Assumptions are a part of everyday life. They transform and mold our decisions, interactions, and views of people and the world. In Butler’s Clay’s Ark, these judgements are made in what seems to be every aspect of the book. To start superficially, Blake, Rane, and Kerry were chosen as spreadable subjects for the sometimes-lethal disease. Why? Well the society of infected people made assumptions about Blake being a doctor with wealth and “knowledge” and decided that he would be a better carrier than someone from what Butler calls the “sewers.” An assumption that he would be a perfect subject to spread the disease because he could handle it better. How can one assume that because he went to school longer to be a doctor and was white that he would be a better carrier? Butler pushes not only the reader’s assumptions but the characters’ assumptions from the book as well. A stereotype that even caught me on the first read even though it’s proven that the virus shows no prejudice in it’s victims.
At the beginning of Clay’s Ark Rane and Kerry were almost immediately identified in their race, half black, and in conjunction readers assumed Blake wasn’t a racist man. I mean he couldn’t be right? How could a father of two black children possibly be racist? As easy as that assumption was, we must not exclude to notice that the disease carriers were racist in their choosing of the girls, waiting to test out different people to see who fared better after infection. Using their race as an excuse to further their knowledge of the disease was prevalent from the first chapter. This also appears in Washington’s Medical Apartheid, where black people, usually slaves, at the time of slavery were being used and abused to extract medical knowledge. Washington also notes that doctors even displayed their bodies being surgically operated on in front of an audience of people. Once black lives being unwillingly chosen to benefit the “greater” knowledge of others.
In Butler’s Clay’s Ark, it seems Blake is just starting to get a taste of what black people might be facing in society’s judgmental eye when he is chosen by the infected people in connection with his daughters. He may have thought he knew what they were facing beforehand but when he is captured, Blake is most certainly learning what it feels like to be judged on his superficial appearance and he is clearly resentful of the infected people for it. The girls are asked about their race multiples times in the book as if they couldn’t possibly be Blake’s daughters. Butler states, “What kind of cradles have you been robbing, Doc?” The demeaning tone of this quote is undeniably racist and so is the infected man Eli. The subtle detail of Eli calling him Doc attempts to place him on a social pedestal above his daughters as if they couldn’t possibly have a father that’s a doctor.

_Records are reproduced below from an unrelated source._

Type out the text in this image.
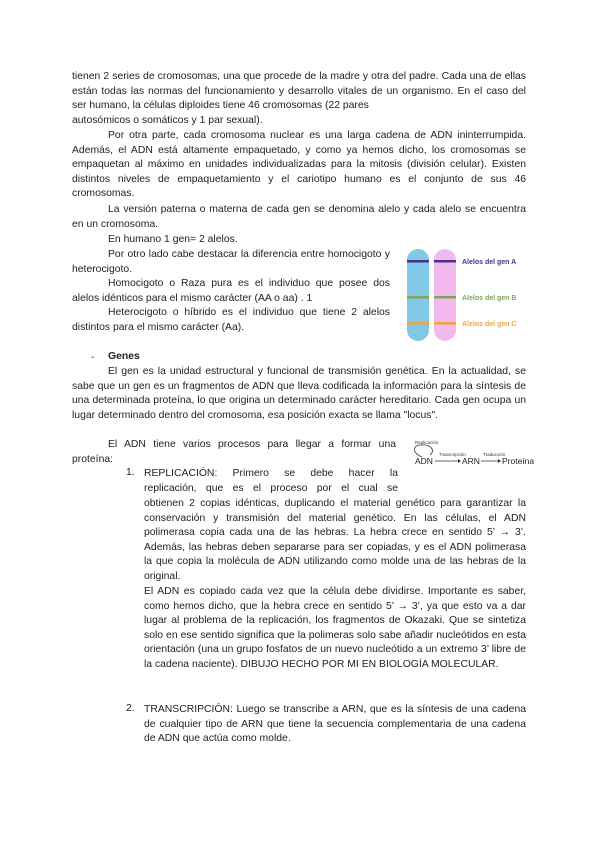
tienen 2 series de cromosomas, una que procede de la madre y otra del padre. Cada una de ellas están todas las normas del funcionamiento y desarrollo vitales de un organismo. En el caso del ser humano, la células diploides tiene 46 cromosomas (22 pares

autosómicos o somáticos y 1 par sexual).

Por otra parte, cada cromosoma nuclear es una larga cadena de ADN ininterrumpida. Además, el ADN está altamente empaquetado, y como ya hemos dicho, los cromosomas se empaquetan al máximo en unidades individualizadas para la mitosis (división celular). Existen distintos niveles de empaquetamiento y el cariotipo humano es el conjunto de sus 46 cromosomas.

La versión paterna o materna de cada gen se denomina alelo y cada alelo se encuentra en un cromosoma.

En humano 1 gen= 2 alelos.

Por otro lado cabe destacar la diferencia entre homocigoto y heterocigoto.

Homocigoto o Raza pura es el individuo que posee dos alelos idénticos para el mismo carácter (AA o aa) . 1

Heterocigoto o híbrido es el individuo que tiene 2 alelos distintos para el mismo carácter (Aa).

Alelos del gen A
Alelos del gen B
Alelos del gen C
- Genes

El gen es la unidad estructural y funcional de transmisión genética. En la actualidad, se sabe que un gen es un fragmentos de ADN que lleva codificada la información para la síntesis de una determinada proteína, lo que origina un determinado carácter hereditario. Cada gen ocupa un lugar determinado dentro del cromosoma, esa posición exacta se llama "locus".

El ADN tiene varios procesos para llegar a formar una proteína:

Replicación
ADN
Transcripción
ARN
Traducción
Proteína
1. REPLICACIÓN: Primero se debe hacer la

replicación, que es el proceso por el cual se

obtienen 2 copias idénticas, duplicando el material genético para garantizar la conservación y transmisión del material genético. En las células, el ADN polimerasa copia cada una de las hebras. La hebra crece en sentido 5’ → 3’. Además, las hebras deben separarse para ser copiadas, y es el ADN polimerasa la que copia la molécula de ADN utilizando como molde una de las hebras de la original.

El ADN es copiado cada vez que la célula debe dividirse. Importante es saber, como hemos dicho, que la hebra crece en sentido 5’ → 3’, ya que esto va a dar lugar al problema de la replicación, los fragmentos de Okazaki. Que se sintetiza solo en ese sentido significa que la polimeras solo sabe añadir nucleótidos en esta orientación (una un grupo fosfatos de un nuevo nucleótido a un extremo 3’ libre de la cadena naciente). DIBUJO HECHO POR MI EN BIOLOGÍA MOLECULAR.

2. TRANSCRIPCIÓN: Luego se transcribe a ARN, que es la síntesis de una cadena de cualquier tipo de ARN que tiene la secuencia complementaria de una cadena de ADN que actúa como molde.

I think the irony in this racism and particular choosing of people to infect is that those infected with the organism came together to combat the assumptions that others might make about them. Especially how others might view their children where Butler states, “What in hell was going to happen to a kid who ran around on all fours? A freak who could not hide his strangeness.” This is a hypocritical way of thinking since they attempt to convince others to give the infected people a chance and get defensive when questioned about their physical appearance, yet Eli clearly struggles accepting his own son Jacob. The infected people also contradict themselves by picking Blake to be infected because they believed he would be the best carrier possible based on socially constructed opinions of more education equaling a better life and overall better person. A strange judgement for people who want to delve past the physical appearance and be accepted for the people they are. Not only does Butler do her job to push the reader’s character building passed the superficial, but the reader must also do their job in identifying the assumptions they made and realize they may be just as imperfect as the characters in the book.